Each year held along the northern shore of the Harlem Meer, the Festival is a gathering place where regulars from the neighborhood and visitors from all over the City come to dance, listen, and commune through music—a result of the Conservancy’s early restoration work around the Meer.

The neighboring Conservatory Garden opened in 1983, but there was still a lot to be done in the area at that time. The Conservancy raised the money to build the Dana Discovery Center, a hub for visitors to enhance their Park experience with maps, tours, and free educational programming. As soon as the Dana Discovery Center was finished in 1993, it was ready to serve the community and became home to this beloved event.

“The Harlem Meer Performance Festival has shown the importance of the Park for the surrounding community and the City at large,” says Sean Reynolds, the Conservancy’s Manager of Visitor Services. “A well-maintained and looked-after park is needed for these types of public programs, and that’s the message we give to everyone that attends.”

Two older dancers enjoying the rhythms of the festival

The Harlem Meer Performance Festival is known to get audience members dancing to an eclectic array of world music.

Making it all happen

Although this year’s Festival is going virtual, in years past it’s held on multiple Sundays in a row throughout the summer. This involves support from a variety of Conservancy departments—from Special Events to Visitor Experience to Communications—working together to pull off the event.

“Every year we get the same feedback from those who attend the Festival about how important it is for them and their family,” Sean explains, “to come and experience such a fun and positive environment in such an incredible and unique place within the City.”

Roz Smith of Circuit Productions, Inc., which assists the Conservancy in the Festival, revels in the event’s growth over the years. “What I find intriguing,” she says, “and what makes this festival one of the [hidden gems of New York City summer], is that it covers all the bases of each ethnicity.” One day there might be a program of Latvian music and music from the Jewish and klezmer tradition. On another, soca. And gospel, especially, is one of the Festival’s most important traditions.

Poster for the Harlem Meer Performance Festival

The Harlem Meer Performance Festival has been a mainstay of New York City summer for more than 25 years.

Going virtual in 2020

Because of the COVID-19 pandemic, the Conservancy is unable to hold the Festival in person this year—but it was a priority to continue it in some form, Sean explains.

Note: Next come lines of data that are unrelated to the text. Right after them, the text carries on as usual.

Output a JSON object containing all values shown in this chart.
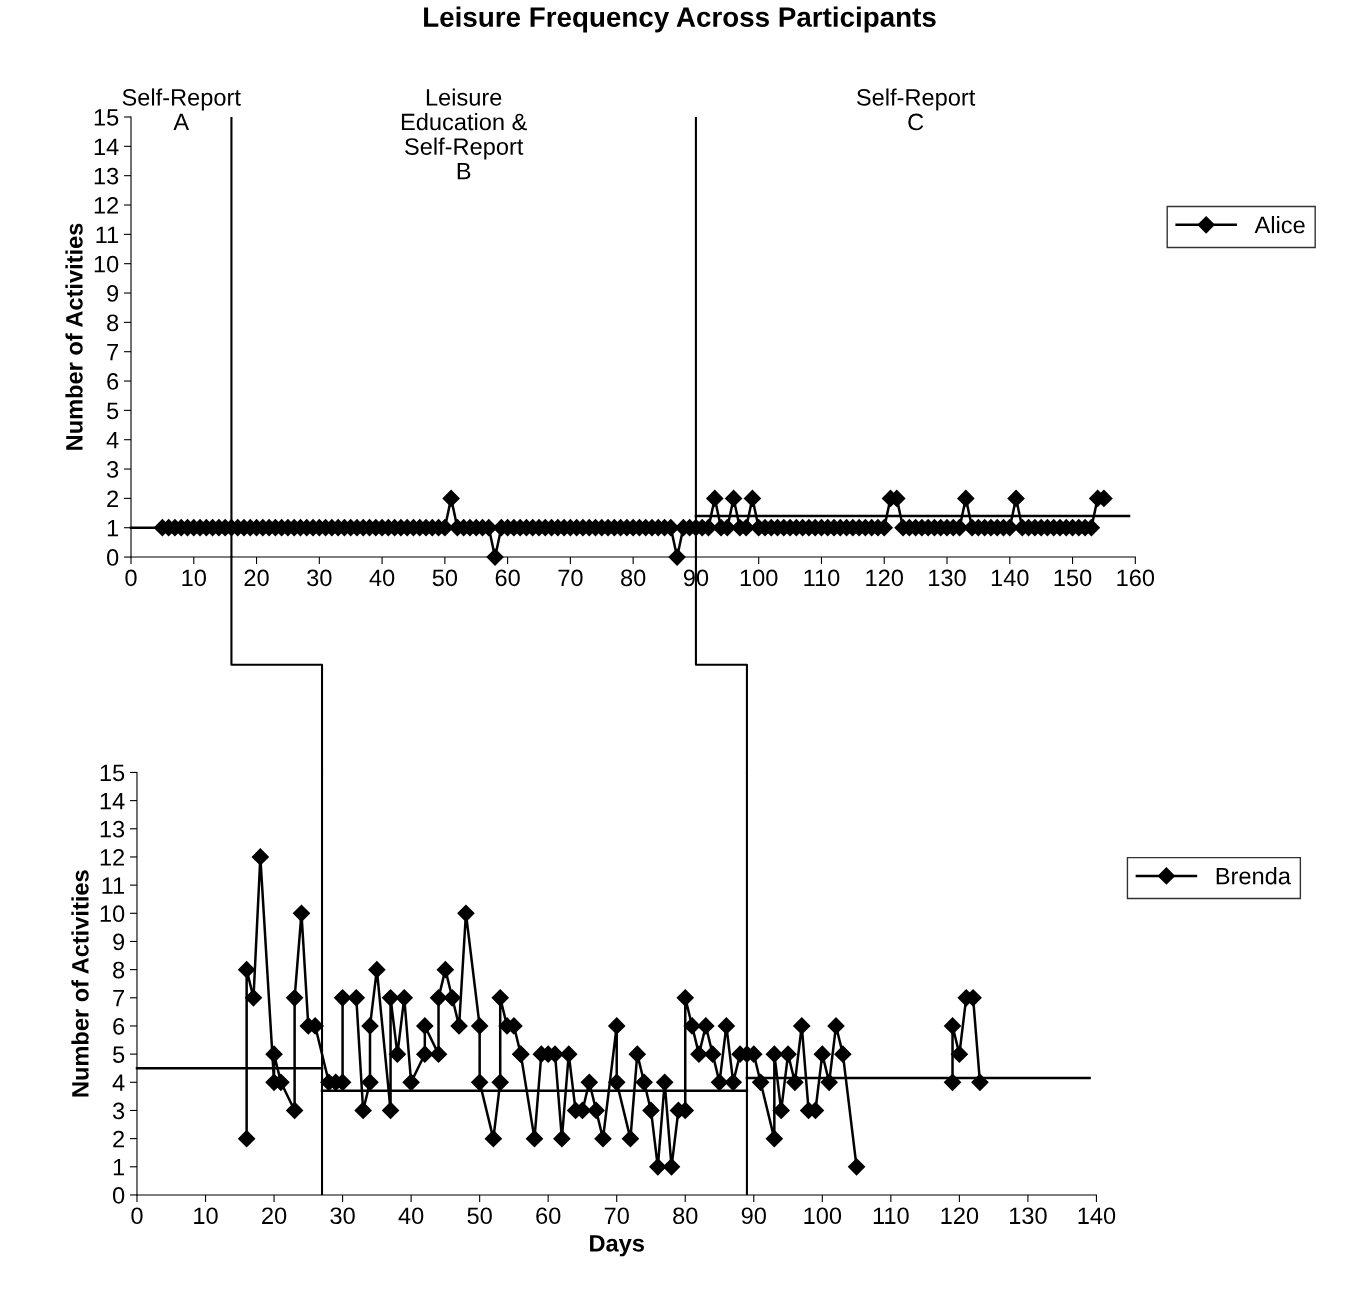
{
  "chart_data": [
    {
      "type": "line",
      "title": "Leisure Frequency Across Participants",
      "ylabel": "Number of Activities",
      "xlim": [
        0,
        160
      ],
      "xticks": [
        0,
        10,
        20,
        30,
        40,
        50,
        60,
        70,
        80,
        90,
        100,
        110,
        120,
        130,
        140,
        150,
        160
      ],
      "ylim": [
        0,
        15
      ],
      "yticks": [
        0,
        1,
        2,
        3,
        4,
        5,
        6,
        7,
        8,
        9,
        10,
        11,
        12,
        13,
        14,
        15
      ],
      "grid": false,
      "legend": "right",
      "ref_lines": [
        {
          "axis": "x",
          "value": 16,
          "color": "#000000"
        },
        {
          "axis": "x",
          "value": 90,
          "color": "#000000"
        }
      ],
      "annotations": [
        "Self-Report\nA",
        "Leisure\nEducation &\nSelf-Report\nB",
        "Self-Report\nC"
      ],
      "series": [
        {
          "name": "Alice",
          "color": "#000000",
          "marker": "diamond",
          "x": [
            5,
            6,
            7,
            8,
            9,
            10,
            11,
            12,
            13,
            14,
            15,
            16,
            17,
            18,
            19,
            20,
            21,
            22,
            23,
            24,
            25,
            26,
            27,
            28,
            29,
            30,
            31,
            32,
            33,
            34,
            35,
            36,
            37,
            38,
            39,
            40,
            41,
            42,
            43,
            44,
            45,
            46,
            47,
            48,
            49,
            50,
            51,
            52,
            53,
            54,
            55,
            56,
            57,
            58,
            59,
            60,
            61,
            62,
            63,
            64,
            65,
            66,
            67,
            68,
            69,
            70,
            71,
            72,
            73,
            74,
            75,
            76,
            77,
            78,
            79,
            80,
            81,
            82,
            83,
            84,
            85,
            86,
            87,
            88,
            89,
            90,
            91,
            92,
            93,
            94,
            95,
            96,
            97,
            98,
            99,
            100,
            101,
            102,
            103,
            104,
            105,
            106,
            107,
            108,
            109,
            110,
            111,
            112,
            113,
            114,
            115,
            116,
            117,
            118,
            119,
            120,
            121,
            122,
            123,
            124,
            125,
            126,
            127,
            128,
            129,
            130,
            131,
            132,
            133,
            134,
            135,
            136,
            137,
            138,
            139,
            140,
            141,
            142,
            143,
            144,
            145,
            146,
            147,
            148,
            149,
            150,
            151,
            152,
            153,
            154,
            155
          ],
          "values": [
            1,
            1,
            1,
            1,
            1,
            1,
            1,
            1,
            1,
            1,
            1,
            1,
            1,
            1,
            1,
            1,
            1,
            1,
            1,
            1,
            1,
            1,
            1,
            1,
            1,
            1,
            1,
            1,
            1,
            1,
            1,
            1,
            1,
            1,
            1,
            1,
            1,
            1,
            1,
            1,
            1,
            1,
            1,
            1,
            1,
            1,
            2,
            1,
            1,
            1,
            1,
            1,
            1,
            0,
            1,
            1,
            1,
            1,
            1,
            1,
            1,
            1,
            1,
            1,
            1,
            1,
            1,
            1,
            1,
            1,
            1,
            1,
            1,
            1,
            1,
            1,
            1,
            1,
            1,
            1,
            1,
            1,
            0,
            1,
            1,
            1,
            1,
            1,
            2,
            1,
            1,
            2,
            1,
            1,
            2,
            1,
            1,
            1,
            1,
            1,
            1,
            1,
            1,
            1,
            1,
            1,
            1,
            1,
            1,
            1,
            1,
            1,
            1,
            1,
            1,
            1,
            2,
            2,
            1,
            1,
            1,
            1,
            1,
            1,
            1,
            1,
            1,
            1,
            2,
            1,
            1,
            1,
            1,
            1,
            1,
            1,
            2,
            1,
            1,
            1,
            1,
            1,
            1,
            1,
            1,
            1,
            1,
            1,
            1,
            2,
            2
          ]
        },
        {
          "type": "line",
          "color": "#000000",
          "marker": "none",
          "x": [
            0,
            16
          ],
          "values": [
            1,
            1
          ]
        },
        {
          "type": "line",
          "color": "#000000",
          "marker": "none",
          "x": [
            90,
            159
          ],
          "values": [
            1.4,
            1.4
          ]
        }
      ]
    },
    {
      "type": "line",
      "xlabel": "Days",
      "ylabel": "Number of Activities",
      "xlim": [
        0,
        140
      ],
      "xticks": [
        0,
        10,
        20,
        30,
        40,
        50,
        60,
        70,
        80,
        90,
        100,
        110,
        120,
        130,
        140
      ],
      "ylim": [
        0,
        15
      ],
      "yticks": [
        0,
        1,
        2,
        3,
        4,
        5,
        6,
        7,
        8,
        9,
        10,
        11,
        12,
        13,
        14,
        15
      ],
      "grid": false,
      "legend": "right",
      "ref_lines": [
        {
          "axis": "x",
          "value": 27,
          "color": "#000000"
        },
        {
          "axis": "x",
          "value": 89,
          "color": "#000000"
        }
      ],
      "series": [
        {
          "name": "Brenda",
          "color": "#000000",
          "marker": "diamond",
          "x": [
            16,
            16,
            17,
            18,
            20,
            20,
            21,
            23,
            23,
            24,
            25,
            26,
            28,
            29,
            30,
            30,
            32,
            33,
            34,
            34,
            35,
            37,
            37,
            38,
            39,
            40,
            42,
            42,
            44,
            44,
            45,
            46,
            47,
            48,
            50,
            50,
            52,
            53,
            53,
            54,
            55,
            56,
            56,
            58,
            59,
            60,
            61,
            62,
            63,
            64,
            65,
            66,
            67,
            68,
            70,
            70,
            72,
            73,
            74,
            75,
            76,
            77,
            78,
            79,
            80,
            80,
            81,
            82,
            83,
            84,
            85,
            86,
            87,
            88,
            89,
            90,
            91,
            93,
            93,
            94,
            95,
            96,
            97,
            98,
            99,
            100,
            101,
            102,
            103,
            105,
            110,
            119,
            119,
            120,
            121,
            122,
            123
          ],
          "values": [
            2,
            8,
            7,
            12,
            4,
            5,
            4,
            3,
            7,
            10,
            6,
            6,
            4,
            4,
            4,
            7,
            7,
            3,
            4,
            6,
            8,
            3,
            7,
            5,
            7,
            4,
            5,
            6,
            5,
            7,
            8,
            7,
            6,
            10,
            6,
            4,
            2,
            4,
            7,
            6,
            6,
            5,
            5,
            2,
            5,
            5,
            5,
            2,
            5,
            3,
            3,
            4,
            3,
            2,
            6,
            4,
            2,
            5,
            4,
            3,
            1,
            4,
            1,
            3,
            3,
            7,
            6,
            5,
            6,
            5,
            4,
            6,
            4,
            5,
            5,
            5,
            4,
            2,
            5,
            3,
            5,
            4,
            6,
            3,
            3,
            5,
            4,
            6,
            5,
            1,
            null,
            4,
            6,
            5,
            7,
            7,
            4
          ]
        },
        {
          "type": "line",
          "color": "#000000",
          "marker": "none",
          "x": [
            0,
            27
          ],
          "values": [
            4.5,
            4.5
          ]
        },
        {
          "type": "line",
          "color": "#000000",
          "marker": "none",
          "x": [
            27,
            89
          ],
          "values": [
            3.7,
            3.7
          ]
        },
        {
          "type": "line",
          "color": "#000000",
          "marker": "none",
          "x": [
            89,
            139
          ],
          "values": [
            4.15,
            4.15
          ]
        }
      ]
    }
  ]
}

“The Harlem Meer Performance Festival has been a staple of the community for so many years now that the Conservancy thought it was important to continue the tradition,” he says. “The idea to run the program virtually allows us to continue this beloved summer event that has brought thousands of people together every year, in a safe and fun way.”

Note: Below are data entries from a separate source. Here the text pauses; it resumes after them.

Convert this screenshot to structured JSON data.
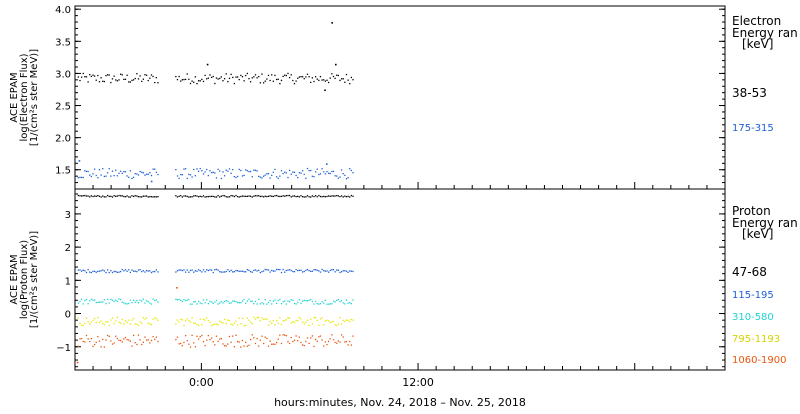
{
  "chart_data": [
    {
      "type": "scatter",
      "instrument": "ACE EPAM",
      "ylabel": [
        "ACE EPAM",
        "log(Electron Flux)",
        "[1/(cm²s ster MeV)]"
      ],
      "ylim": [
        1.2,
        4.05
      ],
      "yticks": [
        1.5,
        2.0,
        2.5,
        3.0,
        3.5,
        4.0
      ],
      "ytick_labels": [
        "1.5",
        "2.0",
        "2.5",
        "3.0",
        "3.5",
        "4.0"
      ],
      "legend_title": [
        "Electron",
        "Energy ran",
        "[keV]"
      ],
      "x_range_hours": [
        -7,
        29
      ],
      "data_gap_hours": [
        -2.4,
        -1.5
      ],
      "data_end_hours": 8.4,
      "series": [
        {
          "name": "38-53",
          "color": "#000000",
          "base": 2.93,
          "noise": 0.05,
          "outliers": [
            [
              0.3,
              3.15
            ],
            [
              7.2,
              3.8
            ],
            [
              7.4,
              3.15
            ],
            [
              6.8,
              2.75
            ]
          ]
        },
        {
          "name": "175-315",
          "color": "#1f5fd6",
          "base": 1.45,
          "noise": 0.05,
          "outliers": [
            [
              -6.8,
              1.65
            ],
            [
              -2.8,
              1.33
            ],
            [
              6.9,
              1.6
            ]
          ]
        }
      ]
    },
    {
      "type": "scatter",
      "instrument": "ACE EPAM",
      "ylabel": [
        "ACE EPAM",
        "log(Proton Flux)",
        "[1/(cm²s ster MeV)]"
      ],
      "ylim": [
        -1.7,
        3.75
      ],
      "yticks": [
        -1,
        0,
        1,
        2,
        3
      ],
      "ytick_labels": [
        "−1",
        "0",
        "1",
        "2",
        "3"
      ],
      "legend_title": [
        "Proton",
        "Energy ran",
        "[keV]"
      ],
      "x_range_hours": [
        -7,
        29
      ],
      "data_gap_hours": [
        -2.4,
        -1.5
      ],
      "data_end_hours": 8.4,
      "xticks_hours": [
        0,
        12
      ],
      "xtick_labels": [
        "0:00",
        "12:00"
      ],
      "xlabel": "hours:minutes, Nov. 24, 2018 – Nov. 25, 2018",
      "series": [
        {
          "name": "47-68",
          "color": "#000000",
          "base": 3.55,
          "noise": 0.015,
          "outliers": []
        },
        {
          "name": "115-195",
          "color": "#1f5fd6",
          "base": 1.3,
          "noise": 0.03,
          "outliers": []
        },
        {
          "name": "310-580",
          "color": "#22d3d3",
          "base": 0.38,
          "noise": 0.05,
          "outliers": []
        },
        {
          "name": "795-1193",
          "color": "#e6e600",
          "base": -0.22,
          "noise": 0.08,
          "outliers": []
        },
        {
          "name": "1060-1900",
          "color": "#e8560e",
          "base": -0.8,
          "noise": 0.12,
          "outliers": [
            [
              -6.9,
              -1.45
            ],
            [
              -1.4,
              0.8
            ]
          ]
        }
      ]
    }
  ]
}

One of this year’s performers includes Paul Beaubrun, who is originally from Haiti. Beaubrun and his band have created a unique and transfixing sound that he calls “roots/blues.” His connection to the Festival speaks to its deep importance to the surrounding community and decades-long history.

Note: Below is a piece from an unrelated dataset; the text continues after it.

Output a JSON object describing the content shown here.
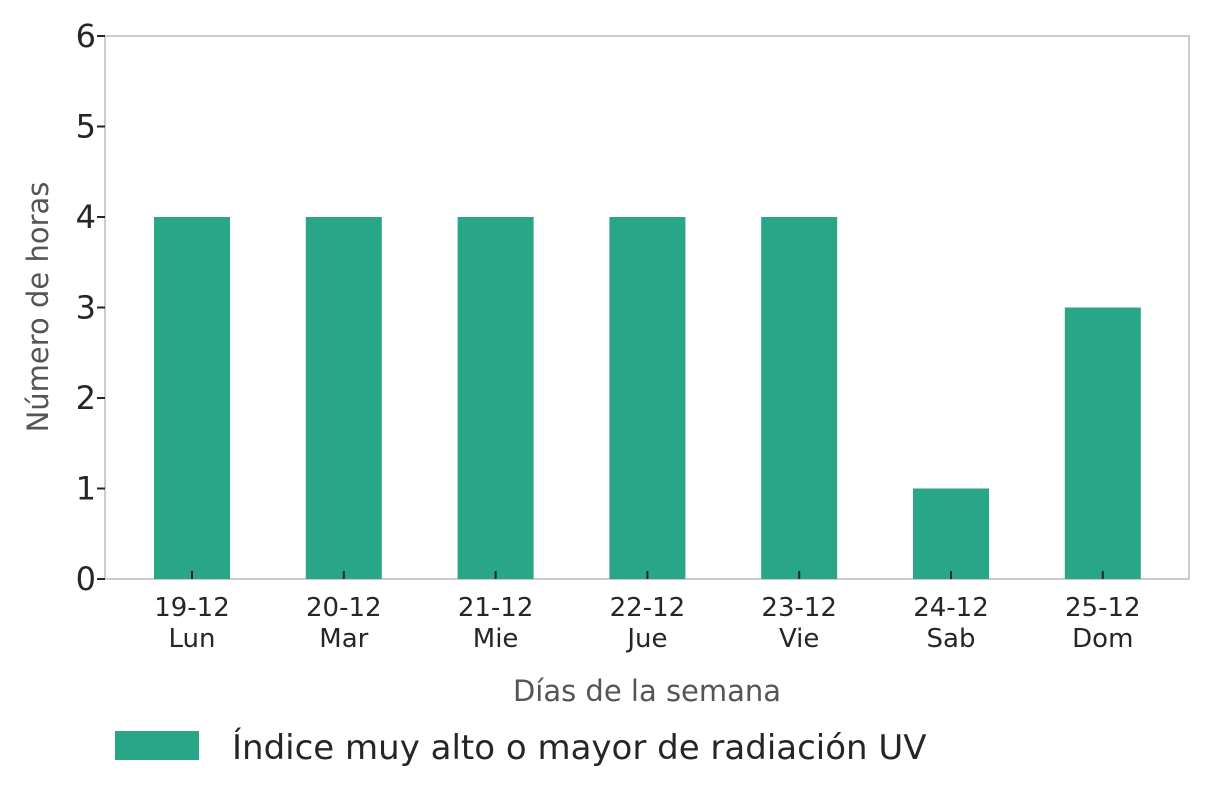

“I was six years old and I remember my parents performing at this Festival,” he says. “The Park has always been a peaceful place for me. There's always music, art, and community around, and there’s a sense of history. When I come here, I feel that spirit, that energy. It’s always a great honor to be here and perform for this community. It’s something any musician around the world would want to do—performing in Central Park.”